Siguiendo la curva de las montañas Espina del Mundo, el camino se internaba en las tierras altas que marcaban el límite de las tierras Ide. Estas, a su vez, daban paso a las vastas estepas Moto.

Katsu había oído a visitantes de otros clanes decir que los feudos Unicornio estaban desiertos, pero las llanuras bullían de actividad para quien supiera dónde mirar. Siempre se había reído de la confusión de los demás clanes. Ahora, descendiendo desde la amplia meseta, tuvo un atisbo de lo que ellos debían de sentir.

Las estepas estaban vacías, la ruta comercial una estrecha cinta flotando sobre un mar de hierba.

Nara refrenó su caballo junto a Katsu, en silencio ante la inmensidad.

Curiosamente, aquella sensación de insignificancia no inquietó a Katsu. Más bien, su amargura se le antojó irrelevante frente a las olas de hierba ondeante, como sangre derramada en un mar dorado.

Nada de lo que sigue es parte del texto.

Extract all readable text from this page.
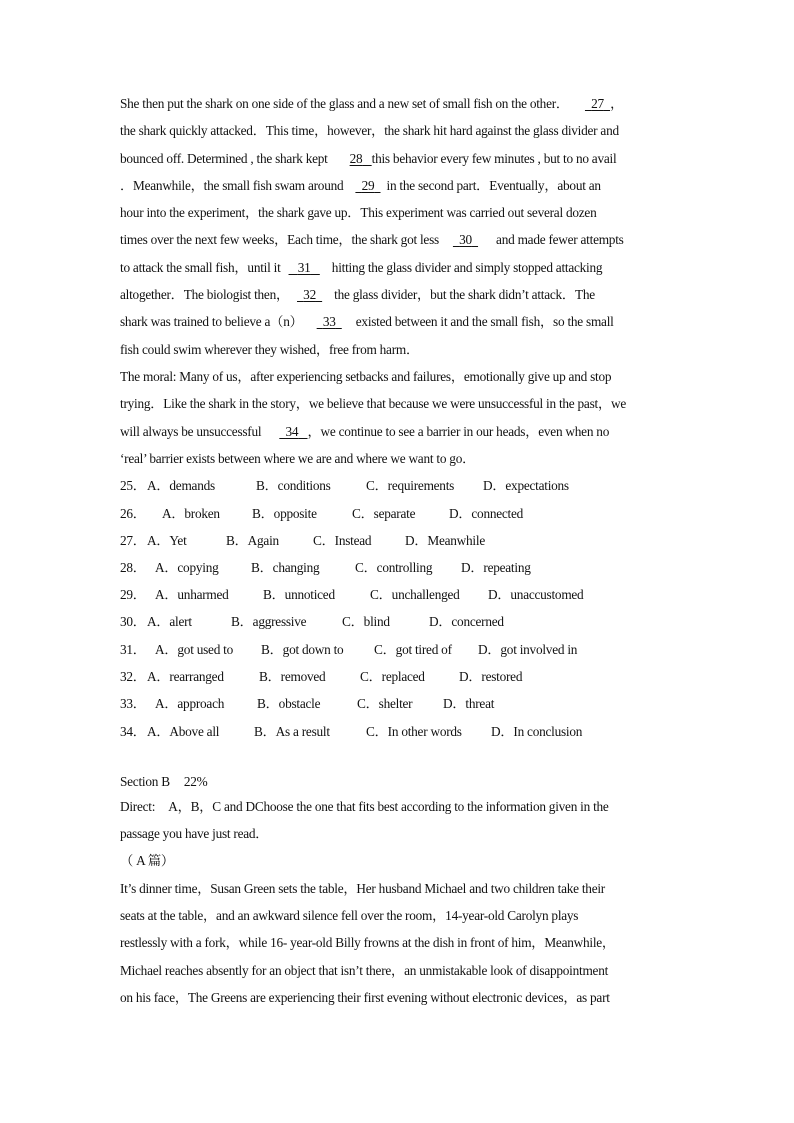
She then put the shark on one side of the glass and a new set of small fish on the other． 27 ，
the shark quickly attacked．This time，however，the shark hit hard against the glass divider and
bounced off. Determined , the shark kept 28 this behavior every few minutes , but to no avail
．Meanwhile，the small fish swam around 29 in the second part．Eventually，about an
hour into the experiment，the shark gave up．This experiment was carried out several dozen
times over the next few weeks，Each time，the shark got less 30 and made fewer attempts
to attack the small fish，until it 31 hitting the glass divider and simply stopped attacking
altogether．The biologist then， 32 the glass divider，but the shark didn’t attack．The
shark was trained to believe a（n） 33 existed between it and the small fish，so the small
fish could swim wherever they wished，free from harm．
The moral: Many of us，after experiencing setbacks and failures，emotionally give up and stop
trying．Like the shark in the story，we believe that because we were unsuccessful in the past，we
will always be unsuccessful 34 ，we continue to see a barrier in our heads，even when no
‘real’ barrier exists between where we are and where we want to go．
25． A．demands	B．conditions	C．requirements D．expectations
26． A．broken B．opposite	C．separate	D．connected
27． A．Yet	B．Again	C．Instead	D．Meanwhile
28． A．copying B．changing	C．controlling D．repeating
29． A．unharmed	B．unnoticed	C．unchallenged D．unaccustomed
30． A．alert	B．aggressive	C．blind	D．concerned
31． A．got used to B．got down to C．got tired of D．got involved in
32． A．rearranged	B．removed	C．replaced	D．restored
33． A．approach B．obstacle	C．shelter D．threat
34． A．Above all	B．As a result	C．In other words D．In conclusion
Section B 22%
Direct:　A，B，C and DChoose the one that fits best according to the information given in the
passage you have just read．
（ A 篇）
It’s dinner time，Susan Green sets the table，Her husband Michael and two children take their
seats at the table，and an awkward silence fell over the room，14-year-old Carolyn plays
restlessly with a fork，while 16- year-old Billy frowns at the dish in front of him，Meanwhile，
Michael reaches absently for an object that isn’t there，an unmistakable look of disappointment
on his face，The Greens are experiencing their first evening without electronic devices，as part
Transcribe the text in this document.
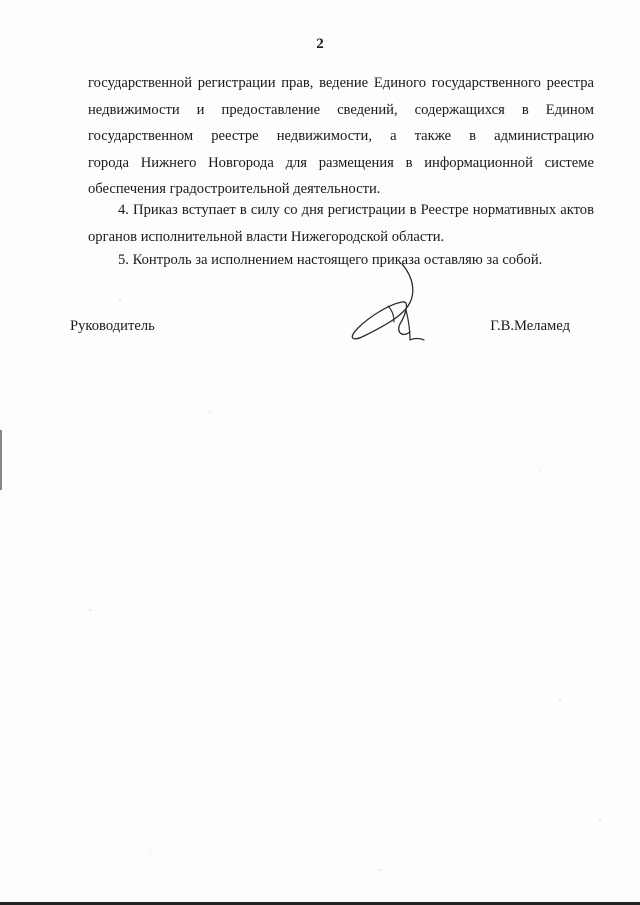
2
государственной регистрации прав, ведение Единого государственного реестра
недвижимости и предоставление сведений, содержащихся в Едином
государственном реестре недвижимости, а также в администрацию
города Нижнего Новгорода для размещения в информационной системе
обеспечения градостроительной деятельности.
4. Приказ вступает в силу со дня регистрации в Реестре нормативных актов органов исполнительной власти Нижегородской области.
5. Контроль за исполнением настоящего приказа оставляю за собой.
Руководитель	Г.В.Меламед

Le bastó una mirada a Nara para comprobar que ella sentía la misma paz. Los ojos de la joven noble relucían con brillo intenso. Casi al unísono, ambos inhalaron despacio, bebiendo del viento, de la tierra, del susurro de la hierba. Toda la aspereza entre ellos pareció desvanecerse. En ese instante no eran noble y samurái, niña y anciano; eran Unicornio, eran Shinjo.

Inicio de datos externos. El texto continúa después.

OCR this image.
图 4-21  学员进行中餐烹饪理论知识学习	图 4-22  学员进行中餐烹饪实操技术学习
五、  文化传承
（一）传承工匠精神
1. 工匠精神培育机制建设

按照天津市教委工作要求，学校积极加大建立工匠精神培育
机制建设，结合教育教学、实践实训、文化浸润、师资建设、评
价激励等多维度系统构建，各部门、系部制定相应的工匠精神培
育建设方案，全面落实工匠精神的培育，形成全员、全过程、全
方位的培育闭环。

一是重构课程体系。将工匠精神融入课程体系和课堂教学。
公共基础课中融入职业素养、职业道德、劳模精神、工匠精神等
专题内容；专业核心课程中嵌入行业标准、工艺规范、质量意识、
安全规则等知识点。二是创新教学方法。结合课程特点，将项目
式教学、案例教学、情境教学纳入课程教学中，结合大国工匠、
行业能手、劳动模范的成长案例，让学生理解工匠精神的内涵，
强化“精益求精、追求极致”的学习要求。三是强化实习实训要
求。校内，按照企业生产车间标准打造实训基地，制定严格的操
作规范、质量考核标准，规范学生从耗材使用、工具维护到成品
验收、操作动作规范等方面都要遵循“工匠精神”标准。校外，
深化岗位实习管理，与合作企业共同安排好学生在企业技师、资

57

Con un grito salvaje, Nara espoleó a su caballo hacia el galope. Normalmente Katsu se habría preocupado por caídas o patas rotas, pero en aquel momento parecía como si la propia Shinjo lo impulsara.

Cabalgaron casi una milla, riendo y gritando. No era una carrera. No había más desafío que el horizonte. El viento cantaba en su sangre, arrastrándolos siempre hacia adelante. Solo cuando la hierba los envolvió por todos lados refrenaron sus monturas, jadeantes y exultantes.

«¡Al infierno con Khanbulak!», gritó Nara, los brazos abiertos como si quisiera abrazar toda la estepa. «Mi destino no está en ningún camino.»

Katsu se recostó en la silla, la camaradería fácil de momentos antes evaporándose como bruma matinal.

«Estas son tierras salvajes, incluso para los Unicornio.» Contempló las estepas con ojo receloso. «Esa hierba podría tragarnos tan fácilmente como un dragón.»

«Piensas como un explorador, anciano», replicó Nara.

«Pensar como un explorador es lo que me permitió llegar a viejo», respondió Katsu. «Una cosa es buscar la aventura, pero lanzarse a ciegas no es ni sabio ni seguro.»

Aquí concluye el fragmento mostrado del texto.